Pertrochanteric fractures are common in the elderly, but relatively uncommon in the young [1]. To our knowledge, this type of injury is a result of high-energy, most commomly in young men, and often combined with co-morbidities [14]. Functional outcomes of pertrochanteric fracture patients (< 65 years) with co-morbidities are poor [15]. The initial treatment strategy are contradictory among available recommendations and complicated injuries.
Traditionally, ST is used as the initial treatment of pertrochanteric fractures with a high rate of complications [16, 17]. It is suitable for the majority of patients, especially the elderly. Besides, only a small portion of the elderly received external fixation as the definite treatment [3, 7, 18].
Unlike the elderly, it is often seen that the young have high rate of co-mobidities and limb injuries [1, 14, 15, 19]. A significant proportion of younger patients require acute surgical treatment for severe pathophysiological status. Optimal acute treatment is essential for saving patients’ lives and limbs in urgent situations. In addition, pertrochanteric fractures in the young are difficult to reset by closed means and proved to have more complications than the elderly [19]. However, another literature reported that nearly all patients with pertrochanteric fractures had good results [20].
This retrospective study identified that motor vehicle accidents or falling from the height were the most mechanism of injury [1, 14, 15, 19]. The mean age was 38 years old and women took a high proportion (43.5%), which was higher than 28.0%19) and previous reports [1, 14, 15, 19]. Chest and abdominal injuries were identified to be the most common injuries and accounted for more than 70% in this study.
When acute surgical treatment was performed in co-morbidities, PPEF or ST was done meanwhile in this study. The time of PPEF was included into the surgical treatment of co-morbidities, and blood loss was negligible as the ST. Complications of PPEF was not obvious, the reason for this might be minimal invasion, short fixation time, and good bone stock in the young.

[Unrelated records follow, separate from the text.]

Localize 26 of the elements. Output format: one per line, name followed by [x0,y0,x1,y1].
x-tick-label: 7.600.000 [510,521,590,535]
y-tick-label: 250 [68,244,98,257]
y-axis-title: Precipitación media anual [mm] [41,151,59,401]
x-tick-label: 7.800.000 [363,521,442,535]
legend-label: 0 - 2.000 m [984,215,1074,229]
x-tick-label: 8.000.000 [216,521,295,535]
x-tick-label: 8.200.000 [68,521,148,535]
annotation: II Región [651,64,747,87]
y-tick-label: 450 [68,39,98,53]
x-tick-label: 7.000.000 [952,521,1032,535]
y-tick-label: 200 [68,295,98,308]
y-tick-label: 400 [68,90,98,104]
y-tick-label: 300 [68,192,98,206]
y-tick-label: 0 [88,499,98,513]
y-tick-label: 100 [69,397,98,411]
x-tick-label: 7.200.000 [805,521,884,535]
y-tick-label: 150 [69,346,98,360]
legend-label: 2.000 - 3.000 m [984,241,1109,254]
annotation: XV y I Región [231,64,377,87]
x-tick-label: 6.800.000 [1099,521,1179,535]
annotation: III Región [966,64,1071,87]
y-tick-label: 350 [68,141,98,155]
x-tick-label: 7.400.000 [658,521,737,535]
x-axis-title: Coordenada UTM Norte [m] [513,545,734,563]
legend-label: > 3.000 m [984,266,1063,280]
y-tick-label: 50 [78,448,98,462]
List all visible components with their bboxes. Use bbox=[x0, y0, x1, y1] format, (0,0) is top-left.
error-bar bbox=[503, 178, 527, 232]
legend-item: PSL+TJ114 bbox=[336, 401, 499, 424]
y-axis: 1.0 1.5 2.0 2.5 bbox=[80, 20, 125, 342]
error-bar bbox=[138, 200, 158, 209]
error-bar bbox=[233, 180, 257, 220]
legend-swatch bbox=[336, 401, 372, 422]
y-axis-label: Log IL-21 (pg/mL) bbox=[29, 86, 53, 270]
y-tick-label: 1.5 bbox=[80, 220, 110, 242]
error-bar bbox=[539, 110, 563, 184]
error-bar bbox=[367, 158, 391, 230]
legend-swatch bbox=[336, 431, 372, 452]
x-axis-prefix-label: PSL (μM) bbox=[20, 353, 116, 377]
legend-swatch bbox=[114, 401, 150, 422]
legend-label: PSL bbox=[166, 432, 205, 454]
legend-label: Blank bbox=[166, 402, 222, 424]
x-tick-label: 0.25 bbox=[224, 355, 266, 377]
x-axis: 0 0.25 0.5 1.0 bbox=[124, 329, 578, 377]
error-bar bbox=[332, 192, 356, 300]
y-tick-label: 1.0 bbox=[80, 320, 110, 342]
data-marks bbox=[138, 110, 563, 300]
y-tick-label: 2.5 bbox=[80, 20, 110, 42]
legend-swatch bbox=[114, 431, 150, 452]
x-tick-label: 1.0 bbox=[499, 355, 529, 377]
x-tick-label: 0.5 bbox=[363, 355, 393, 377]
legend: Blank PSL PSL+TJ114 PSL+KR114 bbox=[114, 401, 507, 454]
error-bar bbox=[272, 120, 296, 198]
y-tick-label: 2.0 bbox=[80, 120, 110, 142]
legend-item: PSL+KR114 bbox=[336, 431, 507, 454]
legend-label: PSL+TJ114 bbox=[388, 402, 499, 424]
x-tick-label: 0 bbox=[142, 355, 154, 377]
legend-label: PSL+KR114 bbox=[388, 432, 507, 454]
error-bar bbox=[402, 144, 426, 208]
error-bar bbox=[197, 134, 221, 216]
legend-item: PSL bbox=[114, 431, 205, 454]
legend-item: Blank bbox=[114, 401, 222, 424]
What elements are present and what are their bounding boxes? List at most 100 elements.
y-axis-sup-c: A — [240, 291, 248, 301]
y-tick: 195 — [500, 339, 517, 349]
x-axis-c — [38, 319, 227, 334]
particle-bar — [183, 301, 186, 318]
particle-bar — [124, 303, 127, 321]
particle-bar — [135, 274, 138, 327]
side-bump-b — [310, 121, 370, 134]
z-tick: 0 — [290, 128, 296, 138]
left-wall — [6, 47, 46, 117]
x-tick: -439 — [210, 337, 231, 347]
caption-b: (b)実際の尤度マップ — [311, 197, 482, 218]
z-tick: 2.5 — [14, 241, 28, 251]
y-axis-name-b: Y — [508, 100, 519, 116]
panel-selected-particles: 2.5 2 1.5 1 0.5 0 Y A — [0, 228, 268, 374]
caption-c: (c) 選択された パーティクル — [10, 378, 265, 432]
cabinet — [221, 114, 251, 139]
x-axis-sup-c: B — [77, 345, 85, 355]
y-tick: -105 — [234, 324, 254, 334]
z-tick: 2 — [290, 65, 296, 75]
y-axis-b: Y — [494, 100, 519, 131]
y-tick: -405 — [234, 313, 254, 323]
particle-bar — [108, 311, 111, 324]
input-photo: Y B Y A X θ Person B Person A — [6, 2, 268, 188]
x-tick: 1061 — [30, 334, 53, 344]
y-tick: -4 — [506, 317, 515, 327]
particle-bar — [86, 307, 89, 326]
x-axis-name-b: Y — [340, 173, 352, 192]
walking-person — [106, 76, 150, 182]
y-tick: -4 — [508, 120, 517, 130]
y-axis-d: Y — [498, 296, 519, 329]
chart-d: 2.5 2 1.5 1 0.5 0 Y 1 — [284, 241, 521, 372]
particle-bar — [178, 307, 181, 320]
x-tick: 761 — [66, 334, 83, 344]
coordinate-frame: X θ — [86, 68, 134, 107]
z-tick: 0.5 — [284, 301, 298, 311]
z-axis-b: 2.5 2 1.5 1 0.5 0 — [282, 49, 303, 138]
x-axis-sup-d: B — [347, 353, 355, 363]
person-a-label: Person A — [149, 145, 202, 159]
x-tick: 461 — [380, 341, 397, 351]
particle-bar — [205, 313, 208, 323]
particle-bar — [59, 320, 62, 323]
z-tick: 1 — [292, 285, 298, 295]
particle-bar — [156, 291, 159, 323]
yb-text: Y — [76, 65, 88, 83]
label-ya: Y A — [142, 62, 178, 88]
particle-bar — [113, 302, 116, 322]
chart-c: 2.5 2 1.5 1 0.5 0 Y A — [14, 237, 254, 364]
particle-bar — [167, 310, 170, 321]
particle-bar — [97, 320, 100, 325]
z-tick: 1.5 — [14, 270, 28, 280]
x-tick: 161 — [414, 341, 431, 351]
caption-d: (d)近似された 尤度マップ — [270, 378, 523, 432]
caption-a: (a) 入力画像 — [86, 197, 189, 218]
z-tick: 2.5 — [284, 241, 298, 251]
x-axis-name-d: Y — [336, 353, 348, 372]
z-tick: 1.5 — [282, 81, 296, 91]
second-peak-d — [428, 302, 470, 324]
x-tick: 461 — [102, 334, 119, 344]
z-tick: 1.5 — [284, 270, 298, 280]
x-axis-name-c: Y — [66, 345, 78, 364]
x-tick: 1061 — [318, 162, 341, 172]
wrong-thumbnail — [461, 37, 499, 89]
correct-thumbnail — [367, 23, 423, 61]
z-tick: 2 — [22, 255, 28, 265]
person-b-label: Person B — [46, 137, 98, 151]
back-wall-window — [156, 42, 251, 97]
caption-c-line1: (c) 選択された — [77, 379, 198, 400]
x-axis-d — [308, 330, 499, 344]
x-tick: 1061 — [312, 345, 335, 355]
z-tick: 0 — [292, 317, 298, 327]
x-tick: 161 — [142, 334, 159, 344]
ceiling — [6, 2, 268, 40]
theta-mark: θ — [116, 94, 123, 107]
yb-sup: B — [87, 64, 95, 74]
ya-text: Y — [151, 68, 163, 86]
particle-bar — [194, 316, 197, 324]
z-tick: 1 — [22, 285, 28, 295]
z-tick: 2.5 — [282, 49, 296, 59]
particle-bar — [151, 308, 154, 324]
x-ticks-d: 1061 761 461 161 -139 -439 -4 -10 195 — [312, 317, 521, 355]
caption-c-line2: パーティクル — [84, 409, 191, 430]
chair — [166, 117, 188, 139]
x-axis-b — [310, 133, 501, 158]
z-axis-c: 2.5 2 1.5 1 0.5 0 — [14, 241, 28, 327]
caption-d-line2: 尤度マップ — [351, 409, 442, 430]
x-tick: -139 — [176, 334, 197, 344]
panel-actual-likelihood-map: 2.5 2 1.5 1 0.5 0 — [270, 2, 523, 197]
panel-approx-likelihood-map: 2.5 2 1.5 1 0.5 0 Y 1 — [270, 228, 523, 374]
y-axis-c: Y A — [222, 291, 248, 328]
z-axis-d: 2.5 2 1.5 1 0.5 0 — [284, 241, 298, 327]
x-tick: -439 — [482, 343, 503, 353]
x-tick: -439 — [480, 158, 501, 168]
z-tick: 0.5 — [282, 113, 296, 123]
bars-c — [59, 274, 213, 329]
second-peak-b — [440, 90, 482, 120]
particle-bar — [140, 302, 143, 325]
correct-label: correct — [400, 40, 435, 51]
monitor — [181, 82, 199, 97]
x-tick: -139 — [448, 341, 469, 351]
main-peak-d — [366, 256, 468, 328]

Comparing to ST, PPEF had two more reduced VAS scores, which made the care and mobilization of young patients easier in current study. So was the case in term of FRD, 7° more fracture reduction was found. This just showed the benefits of PPEF over ST on fracture reduction in the young [19].
Reduced time of definite fixation was identified in PPEF group (45 min) than that in ST group (53 min) in present study. The follow-up period was at least 12 months, and all fractures healed without hardware failure. Quality of reduction had an important effect on functional outcome. Only two (8.6%) patients were observed to have varus angulation > 5° in PPEF group, which was better than ST group (13.0%). Approximately, there was 6 mm shortening in two groups and it was not significant. It was reported [1, 19] that 13.5%-17% younger patients with pertrochanteric fractures had major complications requiring revision surgery, but we did not find that in this study. Initial good reduction, muscle contracture prevention, and improved blood supply were positive factors of PPEF for achieving satisfied functional outcome.
PPEF is considered to be an optimal treatment protocol for not only a positive effect on fracture reduction but overall recovery of functional outcome. PPEF has flexible extension to adjacent injuries (e.g. pelvic fractures, knee injuries) which also need temporary external fixation. The aforementioned might be a major advantage in the clinical practice of acute trauma surgery. Additionally, more than 70% patients in PPEF group achieved excellent scores of HHS, which was much higher than that in ST group (30.4%) and a previous literature (23%, fully recover; 39%, moderate disability)[15].
PPEF group had decreased percentage of mortality than ST group in young polytraumatic patients though it was not significant. For trauma sugeons, treatment algorithms involves both damage control orthopaedics (DCO) and early total care safely to reduce length of stay and total cost of treatment [20]. Open pertrochanteric fractures (Gustilo III) were not included for high risk of deep wound infection [21]. Staged treatment strategy was proved to be much safer [22], our study agreed with this sight.
However, the present study had certain limitations. First, a small number of patients were evaluated and sufficient data could not be obtained. Second, confounding factors from co-comidities might affect the result and cause data deviation. Thirdly, a retrospective design had its inherent defects.